Sartori believes “we can’t return to a 100 percent physical experience — ever. This must be integrated with a digital one. It is fundamental for us to think of those that are physically present in the room and those that are not. Only this way can you deliver a message that will be in continuity. Digital and live will blend into a seamless experience, we are convinced of this.
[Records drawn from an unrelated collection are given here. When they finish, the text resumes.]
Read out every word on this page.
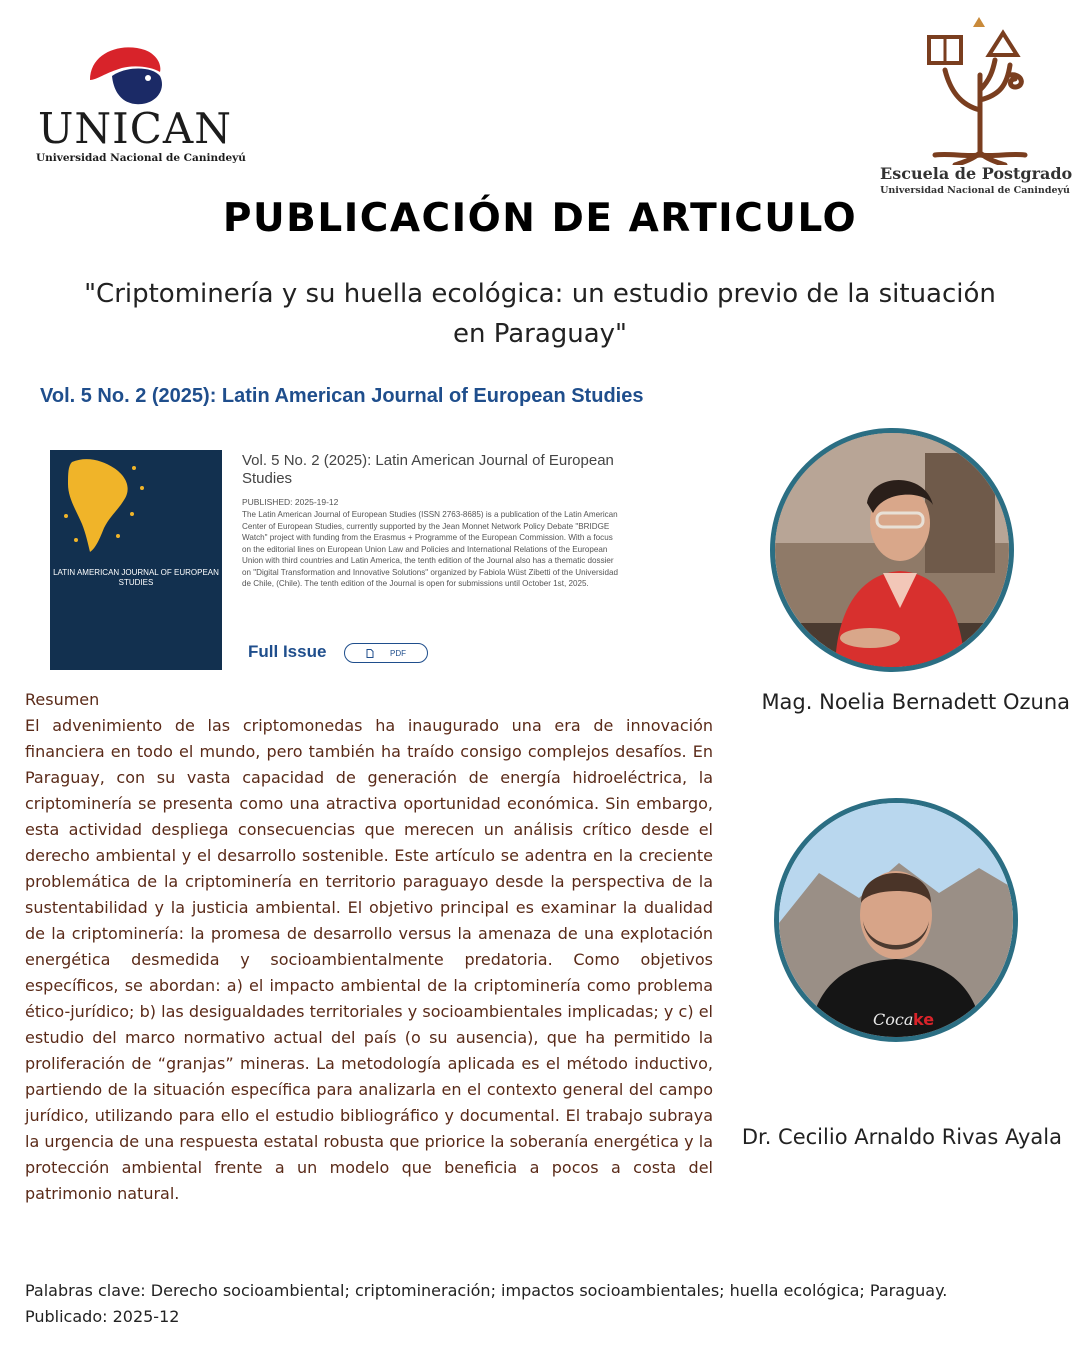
UNICAN
Universidad Nacional de Canindeyú
Escuela de Postgrado
Universidad Nacional de Canindeyú
PUBLICACIÓN DE ARTICULO
"Criptominería y su huella ecológica: un estudio previo de la situación en Paraguay"
Vol. 5 No. 2 (2025): Latin American Journal of European Studies
LATIN AMERICAN JOURNAL OF EUROPEAN STUDIES
Vol. 5 No. 2 (2025): Latin American Journal of European Studies
PUBLISHED: 2025-19-12
The Latin American Journal of European Studies (ISSN 2763-8685) is a publication of the Latin American Center of European Studies, currently supported by the Jean Monnet Network Policy Debate "BRIDGE Watch" project with funding from the Erasmus + Programme of the European Commission. With a focus on the editorial lines on European Union Law and Policies and International Relations of the European Union with third countries and Latin America, the tenth edition of the Journal also has a thematic dossier on "Digital Transformation and Innovative Solutions" organized by Fabiola Wüst Zibetti of the Universidad de Chile, (Chile). The tenth edition of the Journal is open for submissions until October 1st, 2025.
Full Issue	PDF
Mag. Noelia Bernadett Ozuna
Coca ke
Dr. Cecilio Arnaldo Rivas Ayala
Resumen
El advenimiento de las criptomonedas ha inaugurado una era de innovación financiera en todo el mundo, pero también ha traído consigo complejos desafíos. En Paraguay, con su vasta capacidad de generación de energía hidroeléctrica, la criptominería se presenta como una atractiva oportunidad económica. Sin embargo, esta actividad despliega consecuencias que merecen un análisis crítico desde el derecho ambiental y el desarrollo sostenible. Este artículo se adentra en la creciente problemática de la criptominería en territorio paraguayo desde la perspectiva de la sustentabilidad y la justicia ambiental. El objetivo principal es examinar la dualidad de la criptominería: la promesa de desarrollo versus la amenaza de una explotación energética desmedida y socioambientalmente predatoria. Como objetivos específicos, se abordan: a) el impacto ambiental de la criptominería como problema ético-jurídico; b) las desigualdades territoriales y socioambientales implicadas; y c) el estudio del marco normativo actual del país (o su ausencia), que ha permitido la proliferación de “granjas” mineras. La metodología aplicada es el método inductivo, partiendo de la situación específica para analizarla en el contexto general del campo jurídico, utilizando para ello el estudio bibliográfico y documental. El trabajo subraya la urgencia de una respuesta estatal robusta que priorice la soberanía energética y la protección ambiental frente a un modelo que beneficia a pocos a costa del patrimonio natural.
Palabras clave: Derecho socioambiental; criptomineración; impactos socioambientales; huella ecológica; Paraguay.
Publicado: 2025-12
The format will continue to evolve depending on the timing and on the external conditions.”

The designer has in the past experimented with unusual locations for Zegna — such as Milan’s majestic Centrale train station; a former industrial complex once home to Italy’s storied iron and steel company Falck; the Palazzo Mondadori, a monumental Oscar Niemeyer-designed structure, and the Brutalist university faculty building in the city’s Università Bocconi designed by Grafton Architects.

In July 2020, after the first wave of the pandemic in Italy, he opted for a new format to present the brand’s spring 2021 collection, blending cinematography, technology and digital techniques with real models and the clothes in what he called a “phygital” show, filmed and photographed.

This time, Sartori underscored he is evolving that format, “adding new layers.”

He was mum on the location of the show, only saying it’s “a special, unexpected venue,” but emphasized that the “immersive experience will be moving, creating emotions for those that live it but also for those that don’t, using very evolved cinematographic techniques that will help in the future. Compared with the past, the production is very different, with a film director taking part in the project.”